This legislation was ostensibly drafted to tackle extreme threats to national security. However, we’re now regularly seeing it weaponised against demonstrators going about what was once ordinary protest activity.
Even the National Security Act 2023 is now being used against protesters and journalists, marking the even greater application of national security powers against political dissent.
Geographical spread
Across Britain, the use of powers to restrict assemblies shot up by 230% over 2024 – 2025. What’s more, where this repression was once largely limited to London (and the Met), it’s now spreading.
In part, this is a reflection of the fact that the protest landscape itself is seeing a lower proportion of large-scale national marches. Instead, “sustained, local and site-based assemblies” are dominating the scene.
Until March 2025, the Met was the only force to impose wholesale restrictions on marches. However, this year’s restrictions on assemblies were far less localised. The report explained that:
This pattern indicates the widening geographical spread of public order policing through restrictions placed on static and sustained protests outside weapons factories, local government buildings and hotels homing refugees.
Widening accountability gap
Finally, whilst police powers have grown in number and scope, there’s been no corresponding growth in accountability. Instead, the public’s powers to scrutinise and restrain the police have grown weaker. Legislative and policy changes are also undermining accountability and routes to redress policy repression.
Meanwhile, pre-emptive approaches to policing are on the rise, enabled by vast surveillance networks. By its nature, these pre-crime tactics are opaque and difficult for the public to scrutinise.
Likewise, the danger for journalists and legal observers – the people documenting police repression – is increasing. This reduces accountability by eroding methods of evidence collection. The report stated that:
We spoke to one legal observer who had been stopped by the police on fabricated charges, noting that
police harassment had forced them to take a step back in 2025, while another was arrested at the national PSC demonstration in January 2025.We have also received a number of reports of police violence against legal observers, ranging from being caught in kettles, to being pepper sprayed, to being shoved into objects and vehicles. One legal observer told us that they no longer give too much thought to being pushed by police due to experiencing this kind of force as a regular occurrence over the summer of 2025.
Conclusion
Whilst the findings of the report detailed a chilling escalation of repressive policing, Netpol took care not to end on a hopeless note. Rather, they emphasised the fact that the public is resisting, and we have not yet given up—and the movement is growing:
Despite the trends identified in this report, repression has not yet silenced dissent. Instead, solidarity with protest movements throughout 2025 strengthened, with steadfast resilience shown by those protesting for Palestine and communities defending themselves against far-right and anti-migrant demonstrations.

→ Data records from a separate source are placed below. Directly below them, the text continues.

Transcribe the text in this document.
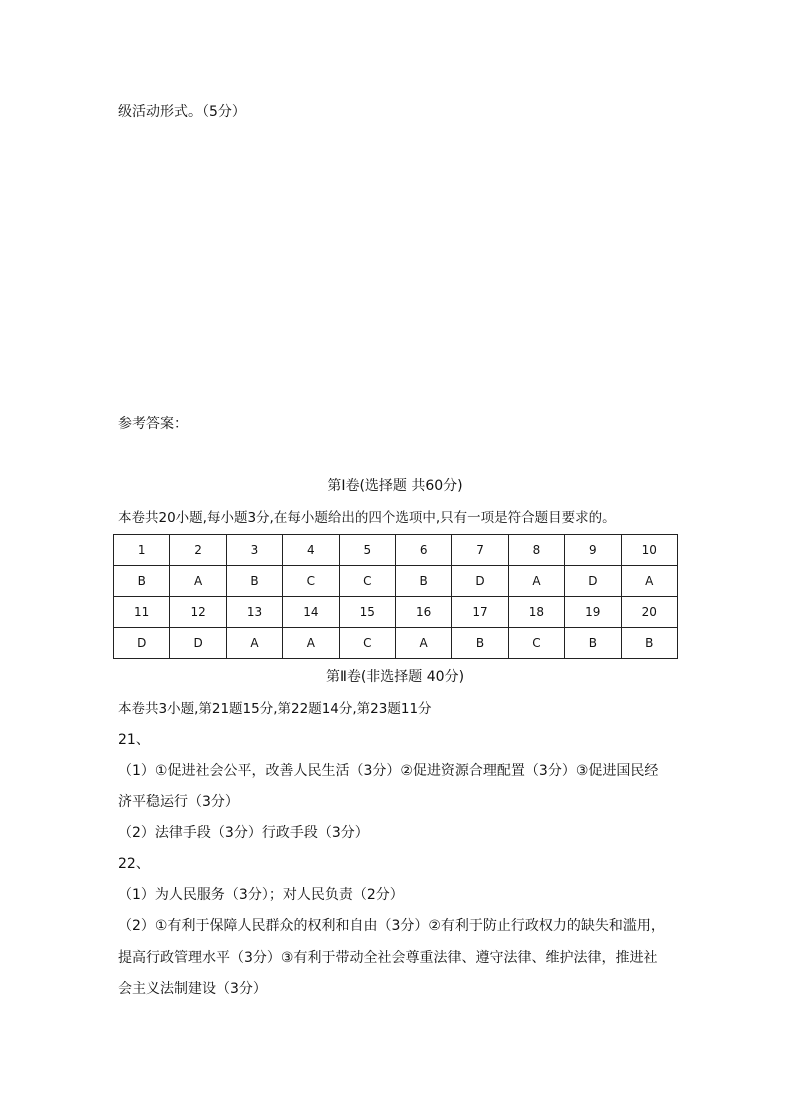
级活动形式。（5分）
参考答案：
第Ⅰ卷(选择题 共60分)
本卷共20小题,每小题3分,在每小题给出的四个选项中,只有一项是符合题目要求的。
1	2	3	4	5	6	7	8	9	10
B	A	B	C	C	B	D	A	D	A
11	12	13	14	15	16	17	18	19	20
D	D	A	A	C	A	B	C	B	B
第Ⅱ卷(非选择题 40分)
本卷共3小题,第21题15分,第22题14分,第23题11分
21、
（1）①促进社会公平，改善人民生活（3分）②促进资源合理配置（3分）③促进国民经
济平稳运行（3分）
（2）法律手段（3分）行政手段（3分）
22、
（1）为人民服务（3分）；对人民负责（2分）
（2）①有利于保障人民群众的权利和自由（3分）②有利于防止行政权力的缺失和滥用，
提高行政管理水平（3分）③有利于带动全社会尊重法律、遵守法律、维护法律，推进社
会主义法制建设（3分）
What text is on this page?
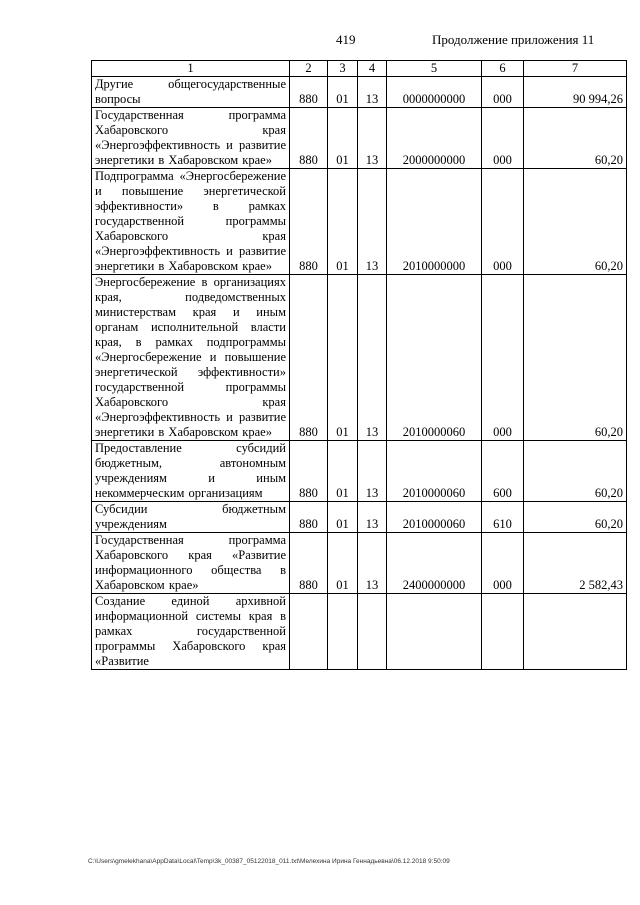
419	Продолжение приложения 11
1	2	3	4	5	6	7
Другие общегосударственные вопросы	880	01	13	0000000000	000	90 994,26
Государственная программа Хабаровского края «Энергоэффективность и развитие энергетики в Хабаровском крае»	880	01	13	2000000000	000	60,20
Подпрограмма «Энергосбережение и повышение энергетической эффективности» в рамках государственной программы Хабаровского края «Энергоэффективность и развитие энергетики в Хабаровском крае»	880	01	13	2010000000	000	60,20
Энергосбережение в организациях края, подведомственных министерствам края и иным органам исполнительной власти края, в рамках подпрограммы «Энергосбережение и повышение энергетической эффективности» государственной программы Хабаровского края «Энергоэффективность и развитие энергетики в Хабаровском крае»	880	01	13	2010000060	000	60,20
Предоставление субсидий бюджетным, автономным учреждениям и иным некоммерческим организациям	880	01	13	2010000060	600	60,20
Субсидии бюджетным учреждениям	880	01	13	2010000060	610	60,20
Государственная программа Хабаровского края «Развитие информационного общества в Хабаровском крае»	880	01	13	2400000000	000	2 582,43
Создание единой архивной информационной системы края в рамках государственной программы Хабаровского края «Развитие						
C:\Users\gmelekhana\AppData\Local\Temp\3k_00387_05122018_011.txt\Мелехина Ирина Геннадьевна\06.12.2018 9:50:09
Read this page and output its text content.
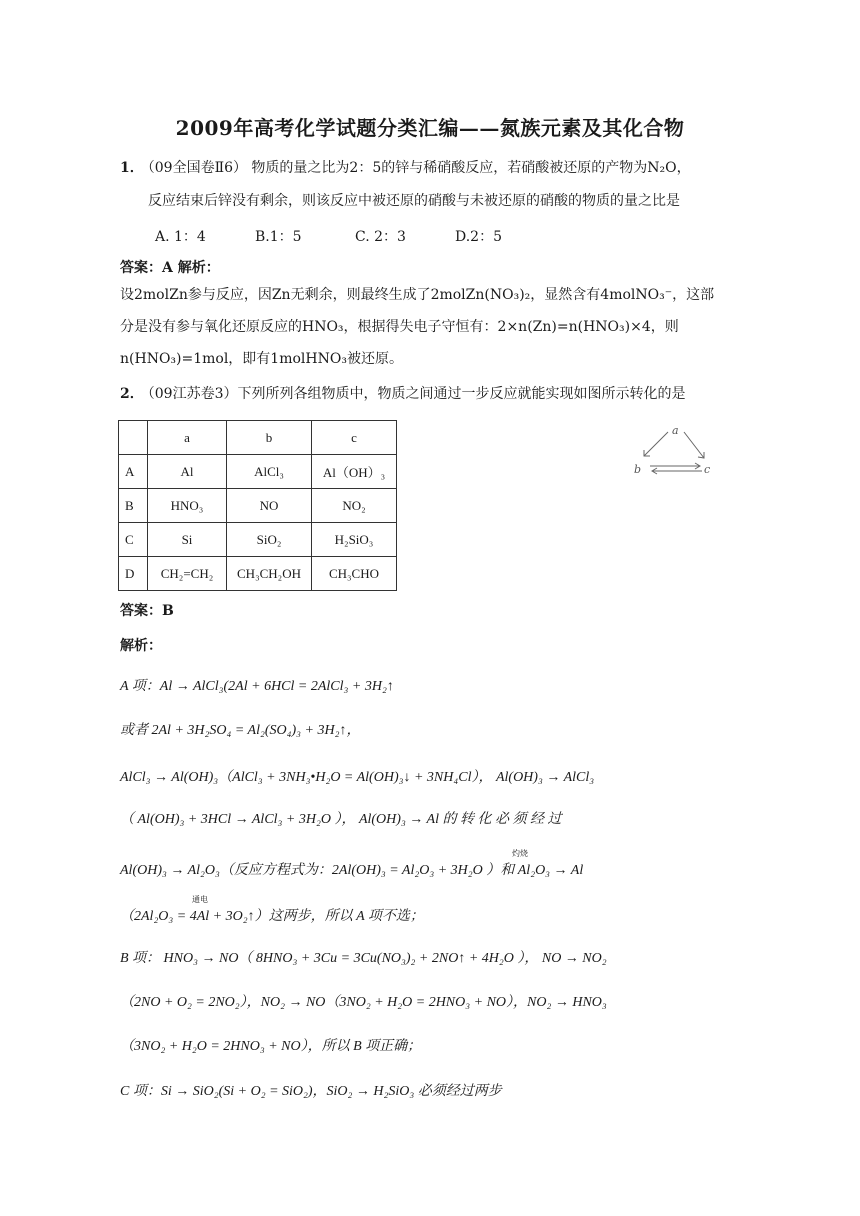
2009年高考化学试题分类汇编——氮族元素及其化合物
1． （09全国卷Ⅱ6） 物质的量之比为2：5的锌与稀硝酸反应，若硝酸被还原的产物为N₂O，
反应结束后锌没有剩余，则该反应中被还原的硝酸与未被还原的硝酸的物质的量之比是
A. 1：4	B.1：5	C. 2：3	D.2：5
答案：A 解析：
设2molZn参与反应，因Zn无剩余，则最终生成了2molZn(NO₃)₂，显然含有4molNO₃⁻，这部
分是没有参与氧化还原反应的HNO₃，根据得失电子守恒有：2×n(Zn)=n(HNO₃)×4，则
n(HNO₃)=1mol，即有1molHNO₃被还原。
2． （09江苏卷3）下列所列各组物质中，物质之间通过一步反应就能实现如图所示转化的是
	a	b	c
A	Al	AlCl₃	Al（OH）₃
B	HNO₃	NO	NO₂
C	Si	SiO₂	H₂SiO₃
D	CH₂=CH₂	CH₃CH₂OH	CH₃CHO
a
b	c
答案：B
解析：
A 项：Al → AlCl₃(2Al + 6HCl = 2AlCl₃ + 3H₂↑
或者 2Al + 3H₂SO₄ = Al₂(SO₄)₃ + 3H₂↑，
AlCl₃ → Al(OH)₃（AlCl₃ + 3NH₃•H₂O = Al(OH)₃↓ + 3NH₄Cl）， Al(OH)₃ → AlCl₃
（ Al(OH)₃ + 3HCl → AlCl₃ + 3H₂O ）， Al(OH)₃ → Al 的 转 化 必 须 经 过
灼烧
Al(OH)₃ → Al₂O₃（反应方程式为：2Al(OH)₃ = Al₂O₃ + 3H₂O ）和 Al₂O₃ → Al
通电
（2Al₂O₃ = 4Al + 3O₂↑）这两步，所以 A 项不选；
B 项： HNO₃ → NO（ 8HNO₃ + 3Cu = 3Cu(NO₃)₂ + 2NO↑ + 4H₂O ）， NO → NO₂
（2NO + O₂ = 2NO₂），NO₂ → NO（3NO₂ + H₂O = 2HNO₃ + NO），NO₂ → HNO₃
（3NO₂ + H₂O = 2HNO₃ + NO），所以 B 项正确；
C 项：Si → SiO₂(Si + O₂ = SiO₂)，SiO₂ → H₂SiO₃ 必须经过两步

Crucially, the ability to protest has been upheld by those who build and sustain the infrastructures of resistance, amid depleted resources and increasingly complex legal and political environments. However, with the passing of another year, the stakes of exercising the right to protest have once again increased. It is vital that we reject the idea that repression is inevitable before the dwindling space to dissent disappears.
The UK government, and the police along with them, have built a state in which repression has become routine. However, the public has—time and time again—met them head-on. The state is witnessing first-hand that we cannot be legislated into submission, and that we will not let go of our rights and freedoms without a fight.